Last night, I heard a speaker talking about how he found more time for work in his already busy schedule.
He had his weekly calendar up on a slide, showing his 12 hour work-days, and showed how he was able to find another 30 hours a week (30!) by doing things like making calls during his commute to and from work, taking 15 minutes to eat lunch instead of an hour, and who knows what else he said, I tuned out about a third of the way through his presentation.
I don’t want to do more work. I work enough as it is. Actually, if I were honest about it, what I want to do is less work. Much less. Like none at all.
Of course that depends on how you define work. Here’s a simple definition I just made up: if it’s not fun, it’s work.
So what I really want to do is get rid of everything I don’t like doing and replace it with things I enjoy.
Is that unrealistic? Good! Then unrealistic is what I want to be!

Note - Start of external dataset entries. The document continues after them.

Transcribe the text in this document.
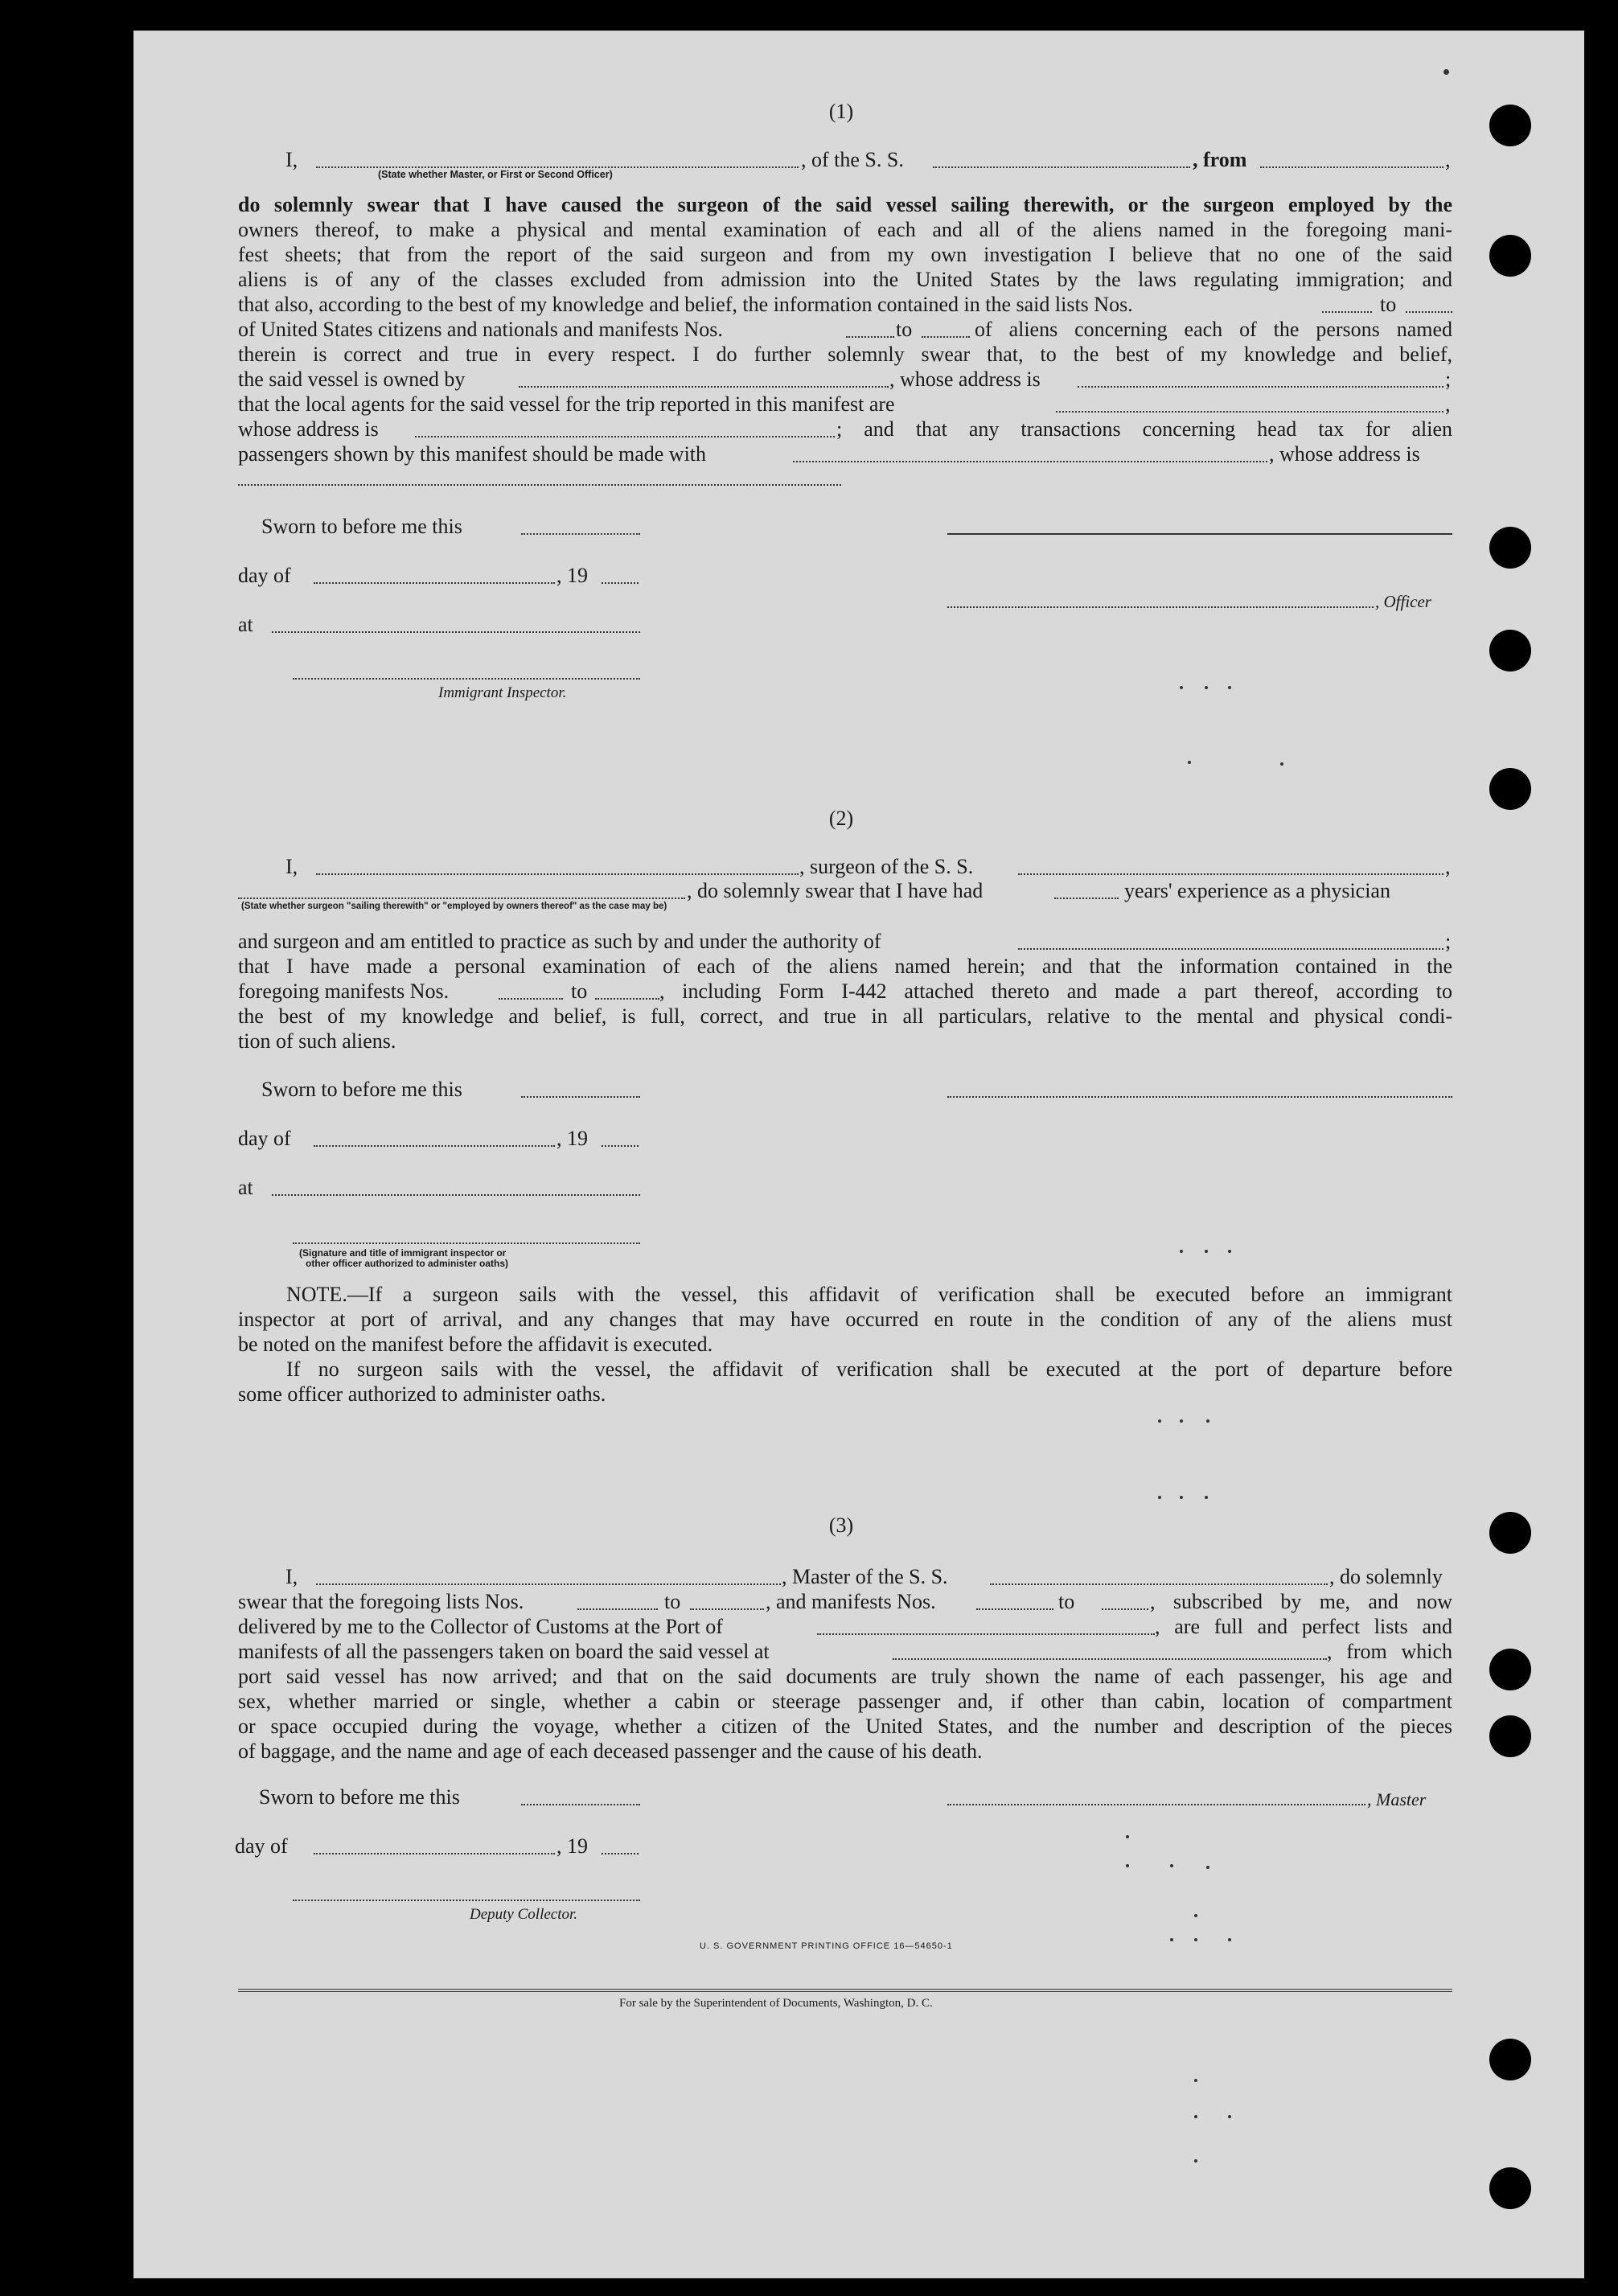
(1)
I,	, of the S. S.	, from	,
(State whether Master, or First or Second Officer)
do solemnly swear that I have caused the surgeon of the said vessel sailing therewith, or the surgeon employed by the
owners thereof, to make a physical and mental examination of each and all of the aliens named in the foregoing mani-
fest sheets; that from the report of the said surgeon and from my own investigation I believe that no one of the said
aliens is of any of the classes excluded from admission into the United States by the laws regulating immigration; and
that also, according to the best of my knowledge and belief, the information contained in the said lists Nos.	to
of United States citizens and nationals and manifests Nos.	to	of aliens concerning each of the persons named
therein is correct and true in every respect. I do further solemnly swear that, to the best of my knowledge and belief,
the said vessel is owned by	, whose address is	;
that the local agents for the said vessel for the trip reported in this manifest are	,
whose address is	; and that any transactions concerning head tax for alien
passengers shown by this manifest should be made with	, whose address is
Sworn to before me this
day of	, 19
, Officer
at
Immigrant Inspector.
(2)
I,	, surgeon of the S. S.	,
, do solemnly swear that I have had	years' experience as a physician
(State whether surgeon "sailing therewith" or "employed by owners thereof" as the case may be)
and surgeon and am entitled to practice as such by and under the authority of	;
that I have made a personal examination of each of the aliens named herein; and that the information contained in the
foregoing manifests Nos.	to	, including Form I-442 attached thereto and made a part thereof, according to
the best of my knowledge and belief, is full, correct, and true in all particulars, relative to the mental and physical condi-
tion of such aliens.
Sworn to before me this
day of	, 19
at
(Signature and title of immigrant inspector or
other officer authorized to administer oaths)
NOTE.—If a surgeon sails with the vessel, this affidavit of verification shall be executed before an immigrant
inspector at port of arrival, and any changes that may have occurred en route in the condition of any of the aliens must
be noted on the manifest before the affidavit is executed.
If no surgeon sails with the vessel, the affidavit of verification shall be executed at the port of departure before
some officer authorized to administer oaths.
(3)
I,	, Master of the S. S.	, do solemnly
swear that the foregoing lists Nos.	to	, and manifests Nos.	to	, subscribed by me, and now
delivered by me to the Collector of Customs at the Port of	, are full and perfect lists and
manifests of all the passengers taken on board the said vessel at	, from which
port said vessel has now arrived; and that on the said documents are truly shown the name of each passenger, his age and
sex, whether married or single, whether a cabin or steerage passenger and, if other than cabin, location of compartment
or space occupied during the voyage, whether a citizen of the United States, and the number and description of the pieces
of baggage, and the name and age of each deceased passenger and the cause of his death.
Sworn to before me this	, Master
day of	, 19
Deputy Collector.
U. S. GOVERNMENT PRINTING OFFICE 16—54650-1
For sale by the Superintendent of Documents, Washington, D. C.
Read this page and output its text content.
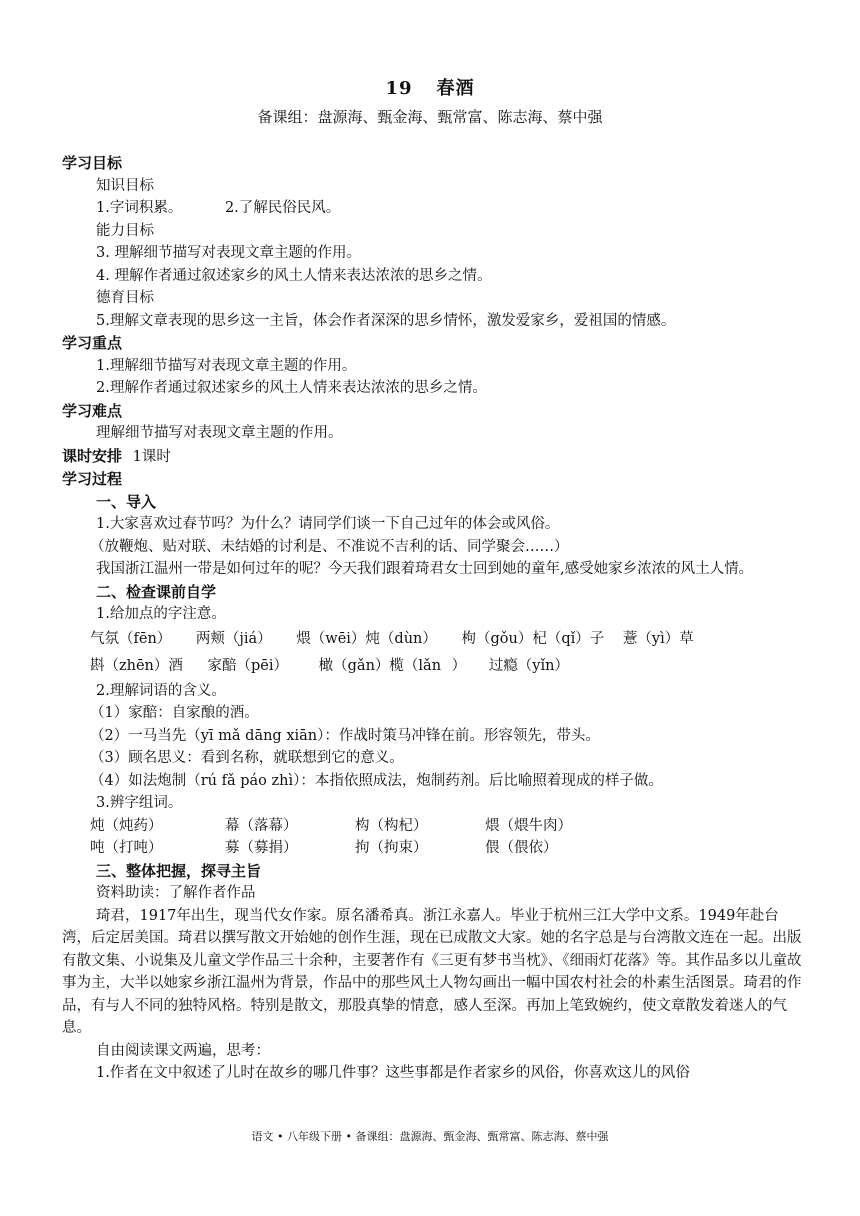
19 春酒
备课组：盘源海、甄金海、甄常富、陈志海、蔡中强
学习目标
知识目标
1.字词积累。	2.了解民俗民风。
能力目标
3. 理解细节描写对表现文章主题的作用。
4. 理解作者通过叙述家乡的风土人情来表达浓浓的思乡之情。
德育目标
5.理解文章表现的思乡这一主旨，体会作者深深的思乡情怀，激发爱家乡，爱祖国的情感。
学习重点
1.理解细节描写对表现文章主题的作用。
2.理解作者通过叙述家乡的风土人情来表达浓浓的思乡之情。
学习难点
理解细节描写对表现文章主题的作用。
课时安排 1课时
学习过程
一、导入
1.大家喜欢过春节吗？为什么？请同学们谈一下自己过年的体会或风俗。
（放鞭炮、贴对联、未结婚的讨利是、不准说不吉利的话、同学聚会……）
我国浙江温州一带是如何过年的呢？今天我们跟着琦君女士回到她的童年,感受她家乡浓浓的风土人情。
二、检查课前自学
1.给加点的字注意。
气氛（fēn） 两颊（jiá） 煨（wēi）炖（dùn） 枸（gǒu）杞（qǐ）子 薏（yì）草
斟（zhēn）酒 家醅（pēi） 橄（gǎn）榄（lǎn ） 过瘾（yǐn）
2.理解词语的含义。
（1）家醅：自家酿的酒。
（2）一马当先（yī mǎ dāng xiān）：作战时策马冲锋在前。形容领先，带头。
（3）顾名思义：看到名称，就联想到它的意义。
（4）如法炮制（rú fǎ páo zhì）：本指依照成法，炮制药剂。后比喻照着现成的样子做。
3.辨字组词。
炖（炖药）	幕（落幕）	构（构杞）	煨（煨牛肉）
吨（打吨）	募（募捐）	拘（拘束）	偎（偎依）
三、整体把握，探寻主旨
资料助读：了解作者作品
琦君，1917年出生，现当代女作家。原名潘希真。浙江永嘉人。毕业于杭州三江大学中文系。1949年赴台湾，后定居美国。琦君以撰写散文开始她的创作生涯，现在已成散文大家。她的名字总是与台湾散文连在一起。出版有散文集、小说集及儿童文学作品三十余种，主要著作有《三更有梦书当枕》、《细雨灯花落》等。其作品多以儿童故事为主，大半以她家乡浙江温州为背景，作品中的那些风土人物勾画出一幅中国农村社会的朴素生活图景。琦君的作品，有与人不同的独特风格。特别是散文，那股真挚的情意，感人至深。再加上笔致婉约，使文章散发着迷人的气息。
自由阅读课文两遍，思考：
1.作者在文中叙述了儿时在故乡的哪几件事？这些事都是作者家乡的风俗，你喜欢这儿的风俗
语文 • 八年级下册 • 备课组：盘源海、甄金海、甄常富、陈志海、蔡中强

Yes, I know there will always be things I can’t delegate, things I don’t want to do but must. But that doesn’t mean I have to fill my day with these kinds of things, let alone find ways to squeeze even more hours of unpleasantness into my day.
Okay, I know I’m ranting, but this guy bummed me out. I should have heard him out (so I could share more of his ideas with you) and simply changed the word “work” to fun. “How to find an additional 30 hours a week for fun”. Now that would have been an awesome presentation.
To squeeze 30 more hours out of your week and using that time to do more work just doesn’t sound too appealing to me. We should all aim to work less, and yet earn more. Leveraging on the time of others, is what businessmen do, and this is what I hope to achieve.